Eu me pergunto se a LeYa vai cometer o mesmo crime de lesa-literatura com Eça de Queirós, Luís de Camões, Fernando Pessoa, Antônio Vieira e outros mestres portugueses. Minha preocupação é que os livros originais estejam inexoravelmente arruinados pelo contágio dos mash-ups – e que estes passem a ser adotados nas escolas e universidades com o objetivo de reacender o interesse dos jovens na leitura.

Na dinâmica do intertexto literário, do ciclo infinito de leituras, interpretações, releituras e influências, as abordagens ilegítimas no estilo mash-up são um estorvo à compreensão real do fenômeno artístico real. Constituem um perigo que agora se tornou inevitável.

Há alguns meses, escrevi sobre o fenômeno desencadeado pelo publicitário Seth Graham-Smith, que fez sucesso com o romance Pride and Prejudice and Zombies, que promovia a trituração do romance Orgulho e preconceito de Jane Austen. O livro foi em seguida lançado no Brasil, com algum sucesso, enquanto que mundo afora pipocaram mash-ups, ou romances liquidificados, de autores clássicos.

Naquele artigo, eu brincava com a ideia de a moda pegar no Brasil e passarem a liquidificar, ou liquidar, romances nacionais. Imaginei Dom Vampurro, Iracema, a virgem dos lábios de sangue – e outras bobagens. Achei graça e agora tenho de dobrar a língua (ainda bem que herdei essa capacidade geneticamente transmitida, pois há muita gente que jamais dobra a língua nem literal nem metaforicamente). Relendo o que inventei, já não consigo achar graça. Porque o que tentei foi fazer paródia, e paródia não é exatamente o procedimento do gênero “mash up”.

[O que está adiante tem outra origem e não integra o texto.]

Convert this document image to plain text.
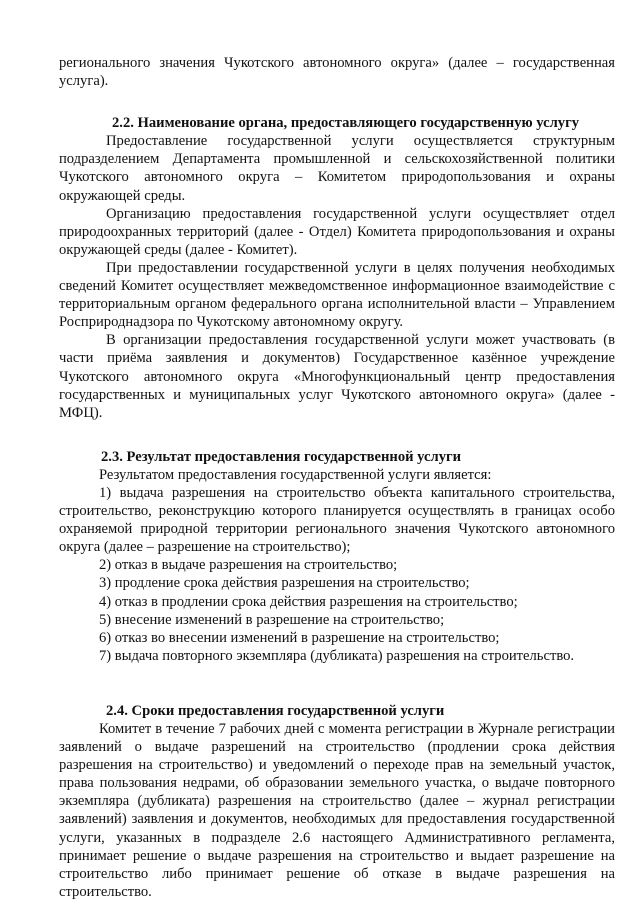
регионального значения Чукотского автономного округа» (далее – государственная услуга).

2.2. Наименование органа, предоставляющего государственную услугу

Предоставление государственной услуги осуществляется структурным подразделением Департамента промышленной и сельскохозяйственной политики Чукотского автономного округа – Комитетом природопользования и охраны окружающей среды.

Организацию предоставления государственной услуги осуществляет отдел природоохранных территорий (далее - Отдел) Комитета природопользования и охраны окружающей среды (далее - Комитет).

При предоставлении государственной услуги в целях получения необходимых сведений Комитет осуществляет межведомственное информационное взаимодействие с территориальным органом федерального органа исполнительной власти – Управлением Росприроднадзора по Чукотскому автономному округу.

В организации предоставления государственной услуги может участвовать (в части приёма заявления и документов) Государственное казённое учреждение Чукотского автономного округа «Многофункциональный центр предоставления государственных и муниципальных услуг Чукотского автономного округа» (далее - МФЦ).

2.3. Результат предоставления государственной услуги

Результатом предоставления государственной услуги является:

1) выдача разрешения на строительство объекта капитального строительства, строительство, реконструкцию которого планируется осуществлять в границах особо охраняемой природной территории регионального значения Чукотского автономного округа (далее – разрешение на строительство);

2) отказ в выдаче разрешения на строительство;

3) продление срока действия разрешения на строительство;

4) отказ в продлении срока действия разрешения на строительство;

5) внесение изменений в разрешение на строительство;

6) отказ во внесении изменений в разрешение на строительство;

7) выдача повторного экземпляра (дубликата) разрешения на строительство.

2.4. Сроки предоставления государственной услуги

Комитет в течение 7 рабочих дней с момента регистрации в Журнале регистрации заявлений о выдаче разрешений на строительство (продлении срока действия разрешения на строительство) и уведомлений о переходе прав на земельный участок, права пользования недрами, об образовании земельного участка, о выдаче повторного экземпляра (дубликата) разрешения на строительство (далее – журнал регистрации заявлений) заявления и документов, необходимых для предоставления государственной услуги, указанных в подразделе 2.6 настоящего Административного регламента, принимает решение о выдаче разрешения на строительство и выдает разрешение на строительство либо принимает решение об отказе в выдаче разрешения на строительство.
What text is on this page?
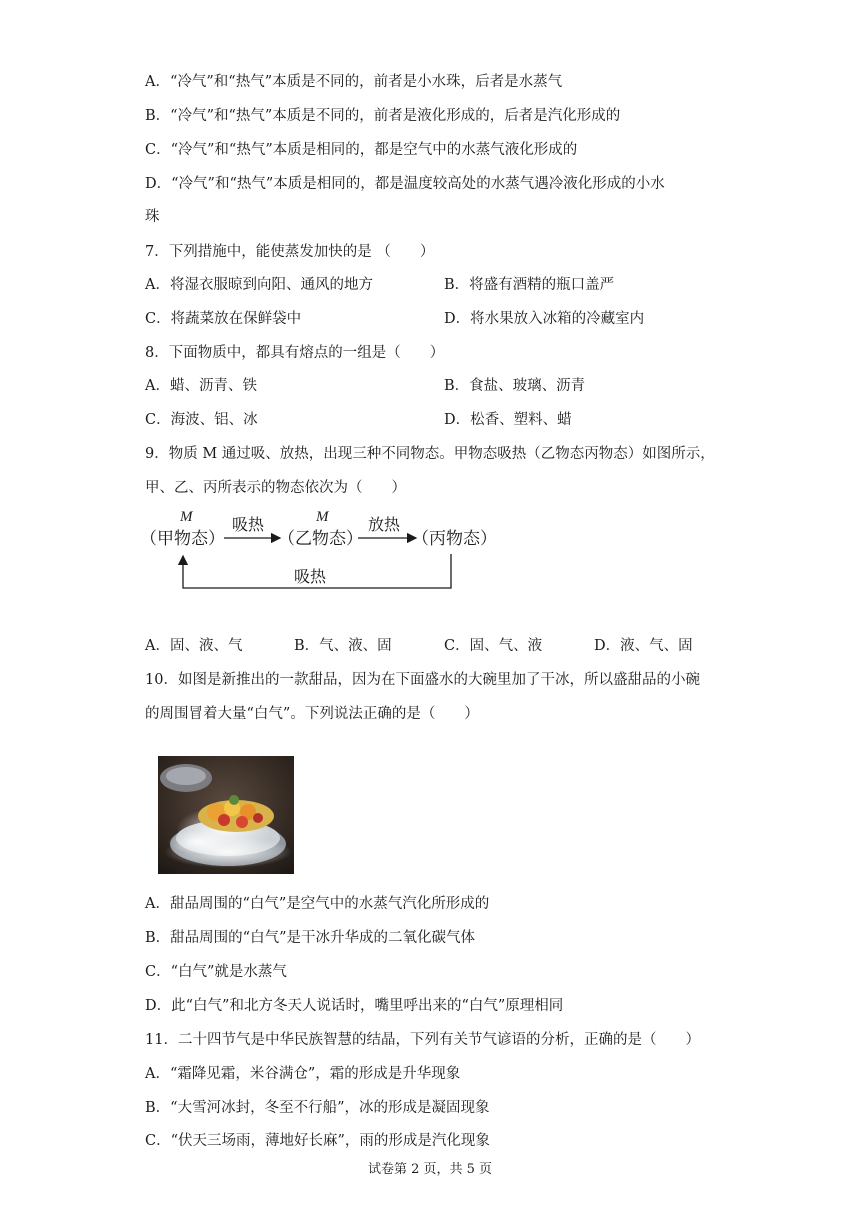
A．“冷气”和“热气”本质是不同的，前者是小水珠，后者是水蒸气
B．“冷气”和“热气”本质是不同的，前者是液化形成的，后者是汽化形成的
C．“冷气”和“热气”本质是相同的，都是空气中的水蒸气液化形成的
D．“冷气”和“热气”本质是相同的，都是温度较高处的水蒸气遇冷液化形成的小水
珠
7．下列措施中，能使蒸发加快的是 （　　）
A．将湿衣服晾到向阳、通风的地方	B．将盛有酒精的瓶口盖严
C．将蔬菜放在保鲜袋中	D．将水果放入冰箱的冷藏室内
8．下面物质中，都具有熔点的一组是（　　）
A．蜡、沥青、铁	B．食盐、玻璃、沥青
C．海波、铝、冰	D．松香、塑料、蜡
9．物质 M 通过吸、放热，出现三种不同物态。甲物态吸热（乙物态丙物态）如图所示，
甲、乙、丙所表示的物态依次为（　　）
M	M
（甲物态）	（乙物态）	（丙物态）
吸热	放热
吸热
A．固、液、气	B．气、液、固	C．固、气、液	D．液、气、固
10．如图是新推出的一款甜品，因为在下面盛水的大碗里加了干冰，所以盛甜品的小碗
的周围冒着大量“白气”。下列说法正确的是（　　）
A．甜品周围的“白气”是空气中的水蒸气汽化所形成的
B．甜品周围的“白气”是干冰升华成的二氧化碳气体
C．“白气”就是水蒸气
D．此“白气”和北方冬天人说话时，嘴里呼出来的“白气”原理相同
11．二十四节气是中华民族智慧的结晶，下列有关节气谚语的分析，正确的是（　　）
A．“霜降见霜，米谷满仓”，霜的形成是升华现象
B．“大雪河冰封，冬至不行船”，冰的形成是凝固现象
C．“伏天三场雨，薄地好长麻”，雨的形成是汽化现象
试卷第 2 页，共 5 页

Na realidade, esses autores não querem operar um distanciamento humorístico da obra original, e sim de se apropriar indevidamente de obras que estão em domínio público, e assim se aproveitar da fama delas para criar produtos semelhantes a histórias em quadrinhos ou narrativas pulp.

São romances baratos mesmo, que se querem assim, sem qualquer outra pretensão que a de ferir a tradição, tirando uma casquinha dela. Explorar o acervo passado sem atitude crítica, sem critério, com a autoridade do historicamente inevitável que é a juventude.

Eis aí um grupo de escritores que se acha no direito de enxovalhar a memória de intelectuais que deram a vida ao cultivo da língua. Com que direito? Com o direito de estarem vivos e suas vítimas, não.


Confesso sentir um pouco de repugnância ao abrir esses livros de autores que maltratam autores mortos, que não podem se defender. Vamos conhecer todos. A carioca Natalia Klein, que ousou enlamear O alienista, aparece toda bonitinha com seu ar primaveril e irônico na orelha do livro, dizendo-se “fâ incondicional de Monty Python, Seinfeld e Larry David”. Se ao menos ela tivesse copiado algumas falas desses humoristas...

Mas seu livro é uma mixórdia indescritível. A vila de Itaguaí, palco dos desvarios do médico Simão Bacamarte e seu hospital, recebe a visita de uma espaçonave. A certa altura, o protagonista se associa a mutantes. O pior é acompanhar a autora: “Nesse momento, entrou na vila uma força comandada por Simão Bacamarte, eram os chamados emissários do alienista, um grupo de mutantes escolhidos a dedo (sic) para restabelecer a ordem de Itaguaí. Eram seis deles, com poderes tão extraordinários que os tornavam praticamente deuses. Sua lista de habilidades incluía a invisibilidade, a levitação e a capacidade de reorganizar seus genes de modo a se transformar em qualquer pessoa que desejassem.” Nossa, que engraçado.


Outra machadada no Machado vem do roteirista Lúcio Manfredi, apresentado como escritor de ficção científica. Ele atacou o romance Dom Casmurro, de Machado de Assis. Além de uma narrativa rala e eivada de cretinismos, o autor comete erros de português.

Bentinho aqui também é carcomido de ciúmes e sonha com um encontro entre sua mulher Capitu e seu melhor amigo, Escobar. Ouça o diálogo, com direito a errinhos de português, perdoáveis porque nosso jovem autor é parceiro de Machado, não é mesmo?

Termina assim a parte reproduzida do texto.